The Jose Movie Review
Journey to Jah



Kita mengenal ada cukup banyak frase yang menggambarkan musik. Ada yang mengatakan musik adalah bahasa universal yang bisa dipahami oleh berbagai bangsa meski memiliki bahasa yang berbeda-beda. Ada pula yang mengatakan musik adalah salah satu bentuk ekspresi jiwa, yang tentu saja erat kaitannya dengan spiritualisme. Tentu saja setiap orang punya impresi dan referensi masing-masing tentang musik dan berbagai jenis aliran dan genre yang disukainya, terlepas dari apa pun teorema-teorema tentang hubungan musik dengan manusia.

Journey to Jah (JtJ) adalah salah satu film dokumenter yang berusaha menelusuri seberapa jauh pengaruh musik, dalam konteks ini musik reggae, terhadap berbagai aspek manusia, salah satunya spiritualitas, serta bagaimana musik bisa menjadi ekspresi budaya suatu masyarakat.

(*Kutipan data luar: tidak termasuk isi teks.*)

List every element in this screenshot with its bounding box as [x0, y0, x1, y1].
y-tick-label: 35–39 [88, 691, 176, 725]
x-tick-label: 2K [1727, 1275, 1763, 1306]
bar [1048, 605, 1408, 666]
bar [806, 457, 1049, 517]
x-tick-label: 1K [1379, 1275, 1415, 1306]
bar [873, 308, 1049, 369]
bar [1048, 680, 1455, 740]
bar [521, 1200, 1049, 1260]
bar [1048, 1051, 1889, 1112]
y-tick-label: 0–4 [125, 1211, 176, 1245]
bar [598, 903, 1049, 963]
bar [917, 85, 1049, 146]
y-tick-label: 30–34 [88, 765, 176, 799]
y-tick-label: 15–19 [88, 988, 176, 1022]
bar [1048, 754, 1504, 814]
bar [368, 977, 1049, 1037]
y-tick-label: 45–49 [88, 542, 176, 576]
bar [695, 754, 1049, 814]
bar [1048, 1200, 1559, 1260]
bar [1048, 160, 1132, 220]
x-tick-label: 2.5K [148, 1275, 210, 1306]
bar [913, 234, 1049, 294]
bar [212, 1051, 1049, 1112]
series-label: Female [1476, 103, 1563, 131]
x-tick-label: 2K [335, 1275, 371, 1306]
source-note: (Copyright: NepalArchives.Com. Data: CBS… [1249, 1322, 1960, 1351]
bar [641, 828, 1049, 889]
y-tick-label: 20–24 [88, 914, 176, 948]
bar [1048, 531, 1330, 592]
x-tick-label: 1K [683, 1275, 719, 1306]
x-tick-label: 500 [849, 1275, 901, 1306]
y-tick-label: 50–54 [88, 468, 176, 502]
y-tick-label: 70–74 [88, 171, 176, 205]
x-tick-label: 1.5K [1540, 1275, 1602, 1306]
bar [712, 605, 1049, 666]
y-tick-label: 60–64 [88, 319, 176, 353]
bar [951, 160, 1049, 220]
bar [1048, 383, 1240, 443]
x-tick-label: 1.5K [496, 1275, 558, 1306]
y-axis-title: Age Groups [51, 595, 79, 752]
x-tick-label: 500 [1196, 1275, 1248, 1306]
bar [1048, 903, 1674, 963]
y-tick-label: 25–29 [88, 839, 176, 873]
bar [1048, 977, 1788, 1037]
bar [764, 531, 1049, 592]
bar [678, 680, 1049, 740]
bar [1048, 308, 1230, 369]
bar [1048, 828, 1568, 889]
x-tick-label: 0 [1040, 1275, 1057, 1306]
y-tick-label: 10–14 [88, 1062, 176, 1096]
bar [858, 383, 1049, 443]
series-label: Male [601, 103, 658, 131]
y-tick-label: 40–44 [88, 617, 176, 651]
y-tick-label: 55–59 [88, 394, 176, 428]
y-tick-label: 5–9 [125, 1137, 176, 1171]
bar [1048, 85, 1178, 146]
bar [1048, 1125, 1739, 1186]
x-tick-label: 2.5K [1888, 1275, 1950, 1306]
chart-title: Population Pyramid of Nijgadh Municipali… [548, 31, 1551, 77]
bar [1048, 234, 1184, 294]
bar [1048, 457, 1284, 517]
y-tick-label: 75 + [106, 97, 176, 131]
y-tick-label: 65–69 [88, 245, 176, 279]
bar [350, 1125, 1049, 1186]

Bukan tanpa alasan mengapa dipilih judul Journey to Jah yang juga merupakan judul single dari Gentleman, salah satu tokoh utama di film. Jah pada judul adalah istilah kaum Rastafari untuk menyebut kata Tuhan. Berasal dari kata Yahwe atau bisa juga kependekan dari istilah “Halelluyah”. Di Indonesia, paham Rastafari dan musik reggae memang bukan termasuk hal populer. Oke, kita mungkin punya beberapa nama artis reggae yang sempat populer, namun jumlahnya sangat sedikit dibandingkan genre-genre lainnya. Maka nama tokoh-tokoh utama yang diperkenalkan di JtJ; Tilman Otto alias Gentleman dan Alberto D’Ascola alias Alborosie, masih terdengar asing di telinga penonton Indonesia. Tak masalah, untungnya JtJ cukup jelas memperkenalkan keduanya di awal film.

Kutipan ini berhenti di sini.